Today I started my 4 week FutureLearn data analysis course. It’s a free course that will give me the basics of analysing data, and will just happen to help me learn the basics of a new coding language: Python.
I progressed through the first couple of pages very quickly – these were mostly an introduction to the course and an explanation of what I could expect to learn – but when it came to start typing in some example code, I noticed a problem with my Anaconda installation.
I’d already installed Anaconda early last week as advised by an email that was sent before the course started but I noticed that due to the way my PC was set up, it wasn’t quite right: the location where I wanted to store my project could not be accessed by the program. Because of this, I spent a while figuring out how to specify the location. The Notebook application kept loading up my C:\ drive but I keep all my documents on my E:\ drive (C:\ is the solid state drive that my Windows installation runs off). I tried reinstalling on my E:\ drive but it still opened up on C:\. In the end, Stack Exchange came to the rescue, as it so often does, so I’ll just have to remember to open the Notebook via that desktop shortcut.
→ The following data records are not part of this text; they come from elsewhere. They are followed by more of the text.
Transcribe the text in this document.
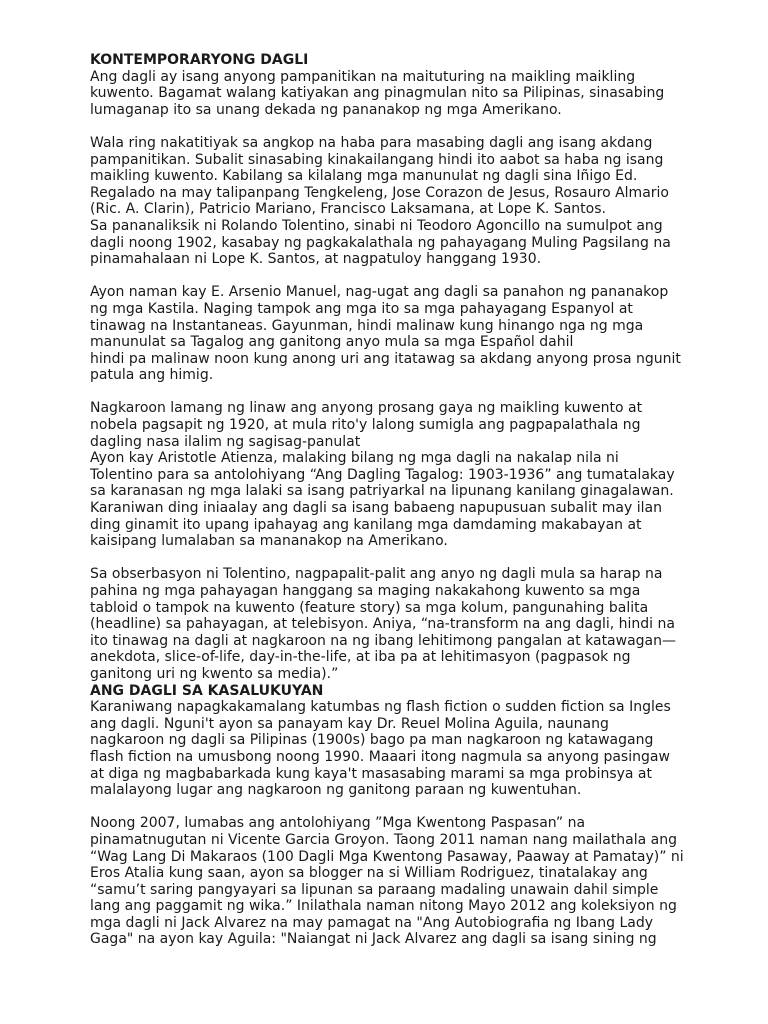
KONTEMPORARYONG DAGLI

Ang dagli ay isang anyong pampanitikan na maituturing na maikling maikling
kuwento. Bagamat walang katiyakan ang pinagmulan nito sa Pilipinas, sinasabing
lumaganap ito sa unang dekada ng pananakop ng mga Amerikano.

Wala ring nakatitiyak sa angkop na haba para masabing dagli ang isang akdang
pampanitikan. Subalit sinasabing kinakailangang hindi ito aabot sa haba ng isang
maikling kuwento. Kabilang sa kilalang mga manunulat ng dagli sina Iñigo Ed.
Regalado na may talipanpang Tengkeleng, Jose Corazon de Jesus, Rosauro Almario
(Ric. A. Clarin), Patricio Mariano, Francisco Laksamana, at Lope K. Santos.
Sa pananaliksik ni Rolando Tolentino, sinabi ni Teodoro Agoncillo na sumulpot ang
dagli noong 1902, kasabay ng pagkakalathala ng pahayagang Muling Pagsilang na
pinamahalaan ni Lope K. Santos, at nagpatuloy hanggang 1930.

Ayon naman kay E. Arsenio Manuel, nag-ugat ang dagli sa panahon ng pananakop
ng mga Kastila. Naging tampok ang mga ito sa mga pahayagang Espanyol at
tinawag na Instantaneas. Gayunman, hindi malinaw kung hinango nga ng mga
manunulat sa Tagalog ang ganitong anyo mula sa mga Español dahil
hindi pa malinaw noon kung anong uri ang itatawag sa akdang anyong prosa ngunit
patula ang himig.

Nagkaroon lamang ng linaw ang anyong prosang gaya ng maikling kuwento at
nobela pagsapit ng 1920, at mula rito'y lalong sumigla ang pagpapalathala ng
dagling nasa ilalim ng sagisag-panulat
Ayon kay Aristotle Atienza, malaking bilang ng mga dagli na nakalap nila ni
Tolentino para sa antolohiyang “Ang Dagling Tagalog: 1903-1936” ang tumatalakay
sa karanasan ng mga lalaki sa isang patriyarkal na lipunang kanilang ginagalawan.
Karaniwan ding iniaalay ang dagli sa isang babaeng napupusuan subalit may ilan
ding ginamit ito upang ipahayag ang kanilang mga damdaming makabayan at
kaisipang lumalaban sa mananakop na Amerikano.

Sa obserbasyon ni Tolentino, nagpapalit-palit ang anyo ng dagli mula sa harap na
pahina ng mga pahayagan hanggang sa maging nakakahong kuwento sa mga
tabloid o tampok na kuwento (feature story) sa mga kolum, pangunahing balita
(headline) sa pahayagan, at telebisyon. Aniya, “na-transform na ang dagli, hindi na
ito tinawag na dagli at nagkaroon na ng ibang lehitimong pangalan at katawagan—
anekdota, slice-of-life, day-in-the-life, at iba pa at lehitimasyon (pagpasok ng
ganitong uri ng kwento sa media).”

ANG DAGLI SA KASALUKUYAN

Karaniwang napagkakamalang katumbas ng flash fiction o sudden fiction sa Ingles
ang dagli. Nguni't ayon sa panayam kay Dr. Reuel Molina Aguila, naunang
nagkaroon ng dagli sa Pilipinas (1900s) bago pa man nagkaroon ng katawagang
flash fiction na umusbong noong 1990. Maaari itong nagmula sa anyong pasingaw
at diga ng magbabarkada kung kaya't masasabing marami sa mga probinsya at
malalayong lugar ang nagkaroon ng ganitong paraan ng kuwentuhan.

Noong 2007, lumabas ang antolohiyang ”Mga Kwentong Paspasan” na
pinamatnugutan ni Vicente Garcia Groyon. Taong 2011 naman nang mailathala ang
“Wag Lang Di Makaraos (100 Dagli Mga Kwentong Pasaway, Paaway at Pamatay)” ni
Eros Atalia kung saan, ayon sa blogger na si William Rodriguez, tinatalakay ang
“samu’t saring pangyayari sa lipunan sa paraang madaling unawain dahil simple
lang ang paggamit ng wika.” Inilathala naman nitong Mayo 2012 ang koleksiyon ng
mga dagli ni Jack Alvarez na may pamagat na "Ang Autobiografia ng Ibang Lady
Gaga" na ayon kay Aguila: "Naiangat ni Jack Alvarez ang dagli sa isang sining ng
We’re working on calculating the prevalence of tuberculosis (TB) so the course has provided details on population size, number of deaths and number of TB cases for a few countries – Portuguese speaking countries (Brazil, Portugal and Angola) and BRICS countries (Brazil, Russia, India, China and South Africa).
[…]find in the attic an empty box, put the number 100 in the box, and write “deathsInPortugal” on the box’[…] the attic is the computer’s memory, boxes are called variables[…], what’s written on a box is the variable’s name, and storing a value in a variable is called an assignment.
It’s a little clunky, and very basic, but you get the picture.
After this, the course went into how to name your variables correctly and what happens if you don’t – two types of error occur: syntax error or name error. Lower camel case and all that (I’ve talked about that previously). According to Wikipedia, Python recommends upper camel case for most things, though the course states that it favours lower camel case. As I favour lower camel case, I’ll stick with the course’s advice.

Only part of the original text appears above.